Here's a readable solution using a dictionary:
d = {}
for k in file1:
d[k] = 0
for line in file2:
v, k = line.split()
d[k] = v
for k in sorted(d):
print d[k], k
You can try something like:
l1 = open('file1').read().split()
l2 = [line.split() for line in open('file2')]
for x, y in zip(l1, l2):
if x not in y:
print 0, x
print ' '.join(y)
but if you follow your logic, the output should be
358 47
0 48
450 49
0 49
56 50
and not
358 47
0 48
450 49
56 50
def file_process(filename1, filename2):
# read first file with zeroes as values
with open(filename1) as fp:
adict= dict( (line.rstrip(), 0) for line in fp)

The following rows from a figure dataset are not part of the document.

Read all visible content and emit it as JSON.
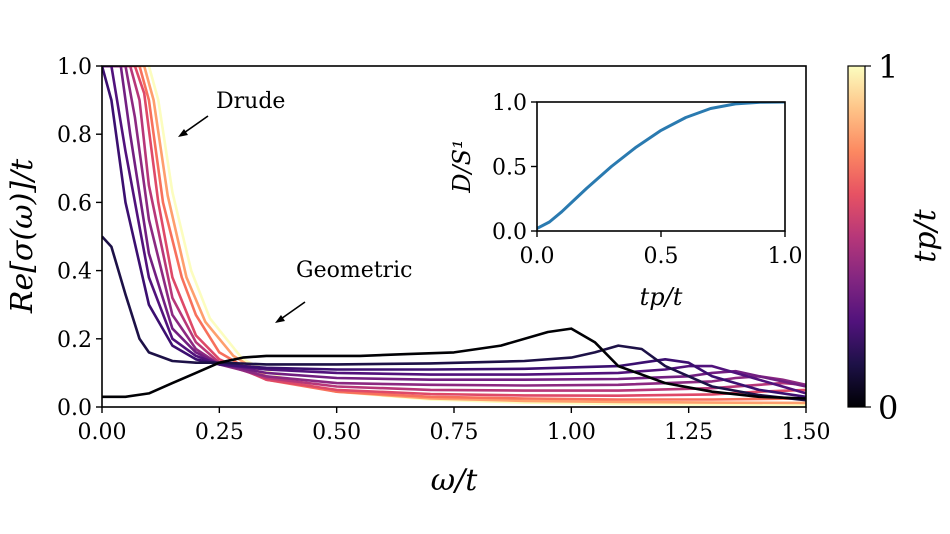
{
  "chart_data": [
    {
      "type": "line",
      "title": "",
      "xlabel": "ω/t",
      "ylabel": "Re[σ(ω)]/t",
      "xlim": [
        0,
        1.5
      ],
      "ylim": [
        0,
        1.0
      ],
      "x_ticks": [
        "0.00",
        "0.25",
        "0.50",
        "0.75",
        "1.00",
        "1.25",
        "1.50"
      ],
      "y_ticks": [
        "0.0",
        "0.2",
        "0.4",
        "0.6",
        "0.8",
        "1.0"
      ],
      "grid": false,
      "series_note": "Family of curves colored by t_p/t (magma colormap, 0 = black, 1 = pale yellow)",
      "series": [
        {
          "tp": 0.0,
          "color": "#000004",
          "x": [
            0,
            0.05,
            0.1,
            0.15,
            0.2,
            0.25,
            0.3,
            0.35,
            0.45,
            0.55,
            0.65,
            0.75,
            0.85,
            0.95,
            1.0,
            1.05,
            1.1,
            1.2,
            1.3,
            1.4,
            1.5
          ],
          "y": [
            0.03,
            0.03,
            0.04,
            0.07,
            0.1,
            0.13,
            0.145,
            0.15,
            0.15,
            0.15,
            0.155,
            0.16,
            0.18,
            0.22,
            0.23,
            0.19,
            0.12,
            0.07,
            0.045,
            0.03,
            0.025
          ]
        },
        {
          "tp": 0.1,
          "color": "#1d1147",
          "x": [
            0,
            0.02,
            0.05,
            0.08,
            0.1,
            0.15,
            0.2,
            0.25,
            0.35,
            0.5,
            0.7,
            0.9,
            1.0,
            1.05,
            1.1,
            1.15,
            1.2,
            1.3,
            1.4,
            1.5
          ],
          "y": [
            0.5,
            0.47,
            0.33,
            0.2,
            0.16,
            0.135,
            0.13,
            0.13,
            0.125,
            0.125,
            0.128,
            0.135,
            0.145,
            0.16,
            0.18,
            0.17,
            0.12,
            0.06,
            0.035,
            0.02
          ]
        },
        {
          "tp": 0.2,
          "color": "#3b0f70",
          "x": [
            0,
            0.02,
            0.05,
            0.1,
            0.15,
            0.2,
            0.25,
            0.35,
            0.5,
            0.7,
            0.9,
            1.1,
            1.15,
            1.2,
            1.25,
            1.3,
            1.4,
            1.5
          ],
          "y": [
            1.0,
            0.9,
            0.6,
            0.3,
            0.18,
            0.14,
            0.125,
            0.115,
            0.11,
            0.11,
            0.112,
            0.12,
            0.13,
            0.14,
            0.13,
            0.09,
            0.05,
            0.03
          ]
        },
        {
          "tp": 0.3,
          "color": "#51127c",
          "x": [
            0,
            0.02,
            0.05,
            0.1,
            0.15,
            0.2,
            0.25,
            0.35,
            0.5,
            0.7,
            0.9,
            1.1,
            1.2,
            1.25,
            1.3,
            1.35,
            1.45,
            1.5
          ],
          "y": [
            1.0,
            1.0,
            0.75,
            0.38,
            0.2,
            0.15,
            0.125,
            0.11,
            0.1,
            0.095,
            0.095,
            0.1,
            0.11,
            0.12,
            0.12,
            0.1,
            0.06,
            0.04
          ]
        },
        {
          "tp": 0.4,
          "color": "#721f81",
          "x": [
            0,
            0.04,
            0.06,
            0.1,
            0.15,
            0.2,
            0.25,
            0.35,
            0.5,
            0.7,
            0.9,
            1.1,
            1.25,
            1.3,
            1.35,
            1.4,
            1.5
          ],
          "y": [
            1.0,
            1.0,
            0.8,
            0.45,
            0.23,
            0.16,
            0.125,
            0.1,
            0.085,
            0.08,
            0.08,
            0.082,
            0.09,
            0.1,
            0.105,
            0.09,
            0.06
          ]
        },
        {
          "tp": 0.5,
          "color": "#8c2981",
          "x": [
            0,
            0.05,
            0.07,
            0.1,
            0.15,
            0.2,
            0.25,
            0.35,
            0.5,
            0.7,
            0.9,
            1.1,
            1.3,
            1.35,
            1.4,
            1.45,
            1.5
          ],
          "y": [
            1.0,
            1.0,
            0.85,
            0.55,
            0.27,
            0.17,
            0.125,
            0.09,
            0.07,
            0.065,
            0.063,
            0.065,
            0.075,
            0.085,
            0.09,
            0.08,
            0.065
          ]
        },
        {
          "tp": 0.6,
          "color": "#b73779",
          "x": [
            0,
            0.06,
            0.08,
            0.1,
            0.15,
            0.2,
            0.25,
            0.35,
            0.5,
            0.7,
            0.9,
            1.1,
            1.3,
            1.4,
            1.45,
            1.5
          ],
          "y": [
            1.0,
            1.0,
            0.9,
            0.65,
            0.32,
            0.19,
            0.13,
            0.085,
            0.06,
            0.05,
            0.048,
            0.048,
            0.055,
            0.065,
            0.07,
            0.065
          ]
        },
        {
          "tp": 0.7,
          "color": "#de4968",
          "x": [
            0,
            0.07,
            0.09,
            0.12,
            0.15,
            0.2,
            0.25,
            0.35,
            0.5,
            0.7,
            0.9,
            1.1,
            1.3,
            1.4,
            1.5
          ],
          "y": [
            1.0,
            1.0,
            0.92,
            0.6,
            0.38,
            0.21,
            0.14,
            0.08,
            0.05,
            0.038,
            0.034,
            0.033,
            0.037,
            0.045,
            0.05
          ]
        },
        {
          "tp": 0.8,
          "color": "#f7705c",
          "x": [
            0,
            0.08,
            0.1,
            0.13,
            0.17,
            0.2,
            0.25,
            0.35,
            0.5,
            0.7,
            0.9,
            1.1,
            1.3,
            1.5
          ],
          "y": [
            1.0,
            1.0,
            0.9,
            0.6,
            0.38,
            0.27,
            0.16,
            0.08,
            0.045,
            0.03,
            0.025,
            0.022,
            0.022,
            0.025
          ]
        },
        {
          "tp": 0.9,
          "color": "#fe9f6d",
          "x": [
            0,
            0.09,
            0.11,
            0.14,
            0.18,
            0.22,
            0.28,
            0.35,
            0.5,
            0.7,
            0.9,
            1.1,
            1.3,
            1.5
          ],
          "y": [
            1.0,
            1.0,
            0.9,
            0.62,
            0.38,
            0.25,
            0.15,
            0.09,
            0.045,
            0.025,
            0.018,
            0.015,
            0.013,
            0.012
          ]
        },
        {
          "tp": 1.0,
          "color": "#fcfdbf",
          "x": [
            0,
            0.1,
            0.12,
            0.15,
            0.19,
            0.23,
            0.3,
            0.4,
            0.5,
            0.7,
            0.9,
            1.1,
            1.3,
            1.5
          ],
          "y": [
            1.0,
            1.0,
            0.9,
            0.63,
            0.4,
            0.26,
            0.14,
            0.075,
            0.045,
            0.022,
            0.013,
            0.009,
            0.007,
            0.006
          ]
        }
      ],
      "annotations": [
        {
          "text": "Drude",
          "arrow_to": [
            0.16,
            0.8
          ]
        },
        {
          "text": "Geometric",
          "arrow_to": [
            0.37,
            0.25
          ]
        }
      ]
    },
    {
      "type": "line",
      "title": "",
      "xlabel": "tp/t",
      "ylabel": "D/S¹",
      "xlim": [
        0,
        1.0
      ],
      "ylim": [
        0,
        1.0
      ],
      "x_ticks": [
        "0.0",
        "0.5",
        "1.0"
      ],
      "y_ticks": [
        "0.0",
        "0.5",
        "1.0"
      ],
      "series": [
        {
          "color": "#2a7ab0",
          "x": [
            0,
            0.05,
            0.1,
            0.15,
            0.2,
            0.3,
            0.4,
            0.5,
            0.6,
            0.7,
            0.8,
            0.9,
            1.0
          ],
          "y": [
            0.02,
            0.07,
            0.15,
            0.24,
            0.33,
            0.5,
            0.65,
            0.78,
            0.88,
            0.95,
            0.985,
            0.998,
            1.0
          ]
        }
      ]
    },
    {
      "type": "colorbar",
      "label": "tp/t",
      "ticks": [
        "0",
        "1"
      ],
      "colormap": "magma",
      "colors": [
        "#000004",
        "#1d1147",
        "#51127c",
        "#832681",
        "#b73779",
        "#e75263",
        "#fc8961",
        "#fec488",
        "#fcfdbf"
      ]
    }
  ]
}
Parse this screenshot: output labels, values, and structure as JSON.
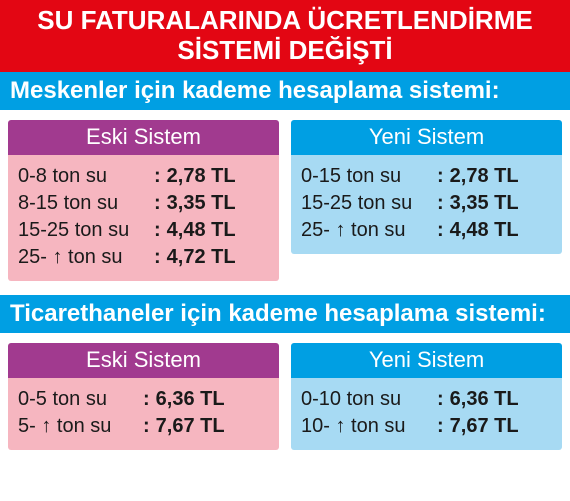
{
  "colors": {
    "banner_bg": "#e30613",
    "section_bg": "#009fe3",
    "old_header_bg": "#a13a8f",
    "old_body_bg": "#f6b6c0",
    "new_header_bg": "#009fe3",
    "new_body_bg": "#a7daf3",
    "white": "#ffffff",
    "text": "#1a1a1a"
  },
  "typography": {
    "banner_fontsize": 26,
    "section_fontsize": 24,
    "panel_header_fontsize": 22,
    "row_fontsize": 20
  },
  "banner": {
    "line1": "SU FATURALARINDA ÜCRETLENDİRME",
    "line2": "SİSTEMİ DEĞİŞTİ"
  },
  "sections": [
    {
      "title": "Meskenler için kademe hesaplama sistemi:",
      "old": {
        "header": "Eski Sistem",
        "rows": [
          {
            "range": "0-8 ton su",
            "price": "2,78 TL"
          },
          {
            "range": "8-15 ton su",
            "price": "3,35 TL"
          },
          {
            "range": "15-25 ton su",
            "price": "4,48 TL"
          },
          {
            "range": "25- ↑ ton su",
            "price": "4,72 TL"
          }
        ]
      },
      "new": {
        "header": "Yeni Sistem",
        "rows": [
          {
            "range": "0-15 ton su",
            "price": "2,78 TL"
          },
          {
            "range": "15-25 ton su",
            "price": "3,35 TL"
          },
          {
            "range": "25- ↑ ton su",
            "price": "4,48 TL"
          }
        ]
      }
    },
    {
      "title": "Ticarethaneler  için kademe hesaplama sistemi:",
      "old": {
        "header": "Eski Sistem",
        "rows": [
          {
            "range": "0-5 ton su",
            "price": "6,36 TL"
          },
          {
            "range": "5- ↑ ton su",
            "price": "7,67 TL"
          }
        ]
      },
      "new": {
        "header": "Yeni Sistem",
        "rows": [
          {
            "range": "0-10 ton su",
            "price": "6,36 TL"
          },
          {
            "range": "10- ↑ ton su",
            "price": "7,67 TL"
          }
        ]
      }
    }
  ]
}
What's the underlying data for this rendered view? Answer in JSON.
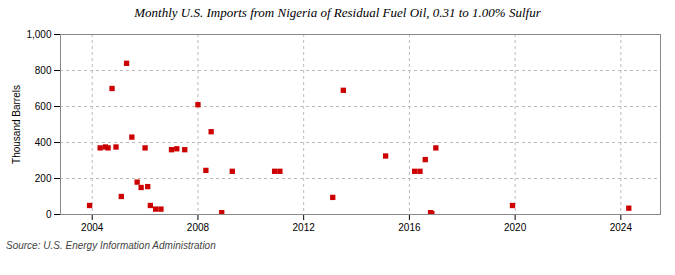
{
  "chart_data": {
    "type": "scatter",
    "title": "Monthly U.S. Imports from Nigeria of Residual Fuel Oil, 0.31 to 1.00% Sulfur",
    "ylabel": "Thousand Barrels",
    "source": "Source: U.S. Energy Information Administration",
    "color": "#cc0000",
    "marker": "square",
    "grid": true,
    "xlim": [
      2002.8,
      2025.5
    ],
    "ylim": [
      0,
      1000
    ],
    "xticks": [
      2004,
      2008,
      2012,
      2016,
      2020,
      2024
    ],
    "yticks": [
      0,
      200,
      400,
      600,
      800,
      {
        "value": 1000,
        "label": "1,000"
      }
    ],
    "x": [
      2003.9,
      2004.3,
      2004.5,
      2004.6,
      2004.75,
      2004.9,
      2005.1,
      2005.3,
      2005.5,
      2005.7,
      2005.85,
      2006.0,
      2006.1,
      2006.2,
      2006.4,
      2006.6,
      2007.0,
      2007.2,
      2007.5,
      2008.0,
      2008.3,
      2008.5,
      2008.9,
      2009.3,
      2010.9,
      2011.1,
      2013.1,
      2013.5,
      2015.1,
      2016.2,
      2016.4,
      2016.6,
      2016.8,
      2016.85,
      2017.0,
      2019.9,
      2024.3
    ],
    "values": [
      50,
      370,
      375,
      370,
      700,
      375,
      100,
      840,
      430,
      180,
      150,
      370,
      155,
      50,
      30,
      30,
      360,
      365,
      360,
      610,
      245,
      460,
      10,
      240,
      240,
      240,
      95,
      690,
      325,
      240,
      240,
      305,
      10,
      5,
      370,
      50,
      35
    ]
  }
}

# read second file as "value key"
with open(filename2) as fp:
adict.update(
line.rstrip().partition(" ")[2::-2] # tricky, read notes
for line in fp)
for key in sorted(adict):
yield adict[key], key
fp= open("output_file", "w")
fp.writelines("%s %s\n" % items for items in file_process("file1", "file2"))
fp.close()
str.partition(" ") returns a tuple of (pre-space, space, post-space). By slicing the tuple, starting at item 2 (post-space) and moving by a step of -2, we return a tuple of (post-space, pre-space), which are (key, value) for the dictionary that describes the solution.
PS Um :) I just noticed that my answer is essentially the same as Daniel Stutzbach's.